= 1-K pot =

Cryogenic device

A 1-K pot (i.e. 1-kelvin pot) is a cryogenic device used to attain temperatures down to approximately 1 kelvin.

The 1-K pot is a small vessel in a cryogenic system that is filled with liquid helium. Usually it is a few cubic centimeters in size with a pickup-tube extending into the primary liquid helium bath of the dewar. When a vessel containing liquid helium is connected to a vacuum pump, the vapor pressure above the liquid surface drops, thereby allowing the more energetic helium molecules to evaporate out of the liquid. As the particles evaporate and are pumped away from the liquid, they carry heat energy with them, so the remaining fluid tends to cool. This technique is known as evaporative cooling.

At atmospheric pressure, ^{4}He (the more abundant isotope of helium) liquefies at 4.2 K. By employing evaporative cooling, temperatures down to 1 K can be easily produced. While this technique is fairly simple to operate, it is inefficient for large helium baths because about 50% of the liquid helium must evaporate to attain to the lowest temperatures. If only a small volume needs to be cooled to 1 K, the 1-K pot is used. Only the surface of the small 1-K pot is pumped, leaving the rest of the liquid helium bath at atmospheric pressure.

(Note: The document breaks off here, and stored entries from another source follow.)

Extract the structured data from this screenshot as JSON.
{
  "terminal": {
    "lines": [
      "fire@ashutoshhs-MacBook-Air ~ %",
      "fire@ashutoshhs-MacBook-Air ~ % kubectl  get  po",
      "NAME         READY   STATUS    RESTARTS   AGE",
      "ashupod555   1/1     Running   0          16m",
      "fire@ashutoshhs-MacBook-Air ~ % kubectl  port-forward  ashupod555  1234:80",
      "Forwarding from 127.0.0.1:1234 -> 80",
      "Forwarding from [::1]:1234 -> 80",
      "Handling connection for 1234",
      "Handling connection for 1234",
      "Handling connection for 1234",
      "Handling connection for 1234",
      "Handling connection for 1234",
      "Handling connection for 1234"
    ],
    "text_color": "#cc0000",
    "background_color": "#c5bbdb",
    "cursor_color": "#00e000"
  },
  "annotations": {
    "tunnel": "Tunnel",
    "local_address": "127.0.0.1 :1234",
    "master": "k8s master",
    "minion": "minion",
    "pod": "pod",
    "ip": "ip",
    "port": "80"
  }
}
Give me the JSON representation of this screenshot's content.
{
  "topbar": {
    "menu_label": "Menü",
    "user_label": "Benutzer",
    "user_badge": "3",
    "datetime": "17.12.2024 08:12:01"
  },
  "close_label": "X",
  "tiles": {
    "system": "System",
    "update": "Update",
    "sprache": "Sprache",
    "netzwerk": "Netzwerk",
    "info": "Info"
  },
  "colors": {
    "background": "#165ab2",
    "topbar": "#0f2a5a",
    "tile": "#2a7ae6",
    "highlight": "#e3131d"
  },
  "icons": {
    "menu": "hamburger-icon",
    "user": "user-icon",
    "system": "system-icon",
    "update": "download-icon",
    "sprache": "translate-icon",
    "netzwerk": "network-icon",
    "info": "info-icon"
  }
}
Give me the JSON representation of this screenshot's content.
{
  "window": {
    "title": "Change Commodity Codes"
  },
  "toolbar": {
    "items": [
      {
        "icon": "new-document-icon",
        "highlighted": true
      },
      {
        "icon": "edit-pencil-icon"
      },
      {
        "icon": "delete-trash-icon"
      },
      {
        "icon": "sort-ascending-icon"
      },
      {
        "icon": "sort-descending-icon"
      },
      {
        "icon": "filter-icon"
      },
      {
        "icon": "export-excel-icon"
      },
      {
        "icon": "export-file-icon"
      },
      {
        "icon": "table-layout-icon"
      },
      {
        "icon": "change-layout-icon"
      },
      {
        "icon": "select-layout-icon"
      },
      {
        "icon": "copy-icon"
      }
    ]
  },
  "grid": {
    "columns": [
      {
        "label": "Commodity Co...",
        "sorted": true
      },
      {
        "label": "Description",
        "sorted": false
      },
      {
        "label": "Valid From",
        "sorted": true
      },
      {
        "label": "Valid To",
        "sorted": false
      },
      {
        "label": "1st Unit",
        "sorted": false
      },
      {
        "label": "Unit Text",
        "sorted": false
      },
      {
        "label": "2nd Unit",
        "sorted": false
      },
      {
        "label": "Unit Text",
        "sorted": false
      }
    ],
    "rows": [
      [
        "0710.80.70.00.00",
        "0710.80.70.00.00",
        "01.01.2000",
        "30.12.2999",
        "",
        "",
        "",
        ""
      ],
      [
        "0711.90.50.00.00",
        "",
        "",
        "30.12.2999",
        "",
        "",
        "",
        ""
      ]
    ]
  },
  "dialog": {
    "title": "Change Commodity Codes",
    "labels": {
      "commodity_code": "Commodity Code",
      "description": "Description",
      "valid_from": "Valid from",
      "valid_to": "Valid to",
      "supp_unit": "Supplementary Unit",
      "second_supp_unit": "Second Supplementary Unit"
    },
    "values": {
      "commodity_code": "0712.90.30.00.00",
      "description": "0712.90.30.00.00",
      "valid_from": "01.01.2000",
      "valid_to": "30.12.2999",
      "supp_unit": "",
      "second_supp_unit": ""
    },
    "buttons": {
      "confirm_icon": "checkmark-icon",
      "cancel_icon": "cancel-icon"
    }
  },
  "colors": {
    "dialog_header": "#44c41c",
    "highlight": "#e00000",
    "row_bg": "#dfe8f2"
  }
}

While this method is commonly used in simple cryogenic systems to cool objects down to 1 K, it is also fairly popular in more complicated cryogenic systems to bootstrap to lower temperatures. For example, in a helium-3 refrigerator, condensed ^{3}He (a rare isotope of helium) is evaporatively cooled and can attain temperatures as low as 200 mK. But the ^{3}He must be condensed to a liquid first, and a 1-K pot is typically used for this purpose.

Another example is a dilution refrigerator, where a mixture of ^{3}He and ^{4}He forms a phase boundary in a mixing chamber and can cool down to a few millikelvins. Dilution refrigerators typically use a 1-K pot to condense the ^{3}He/^{4}He mixture.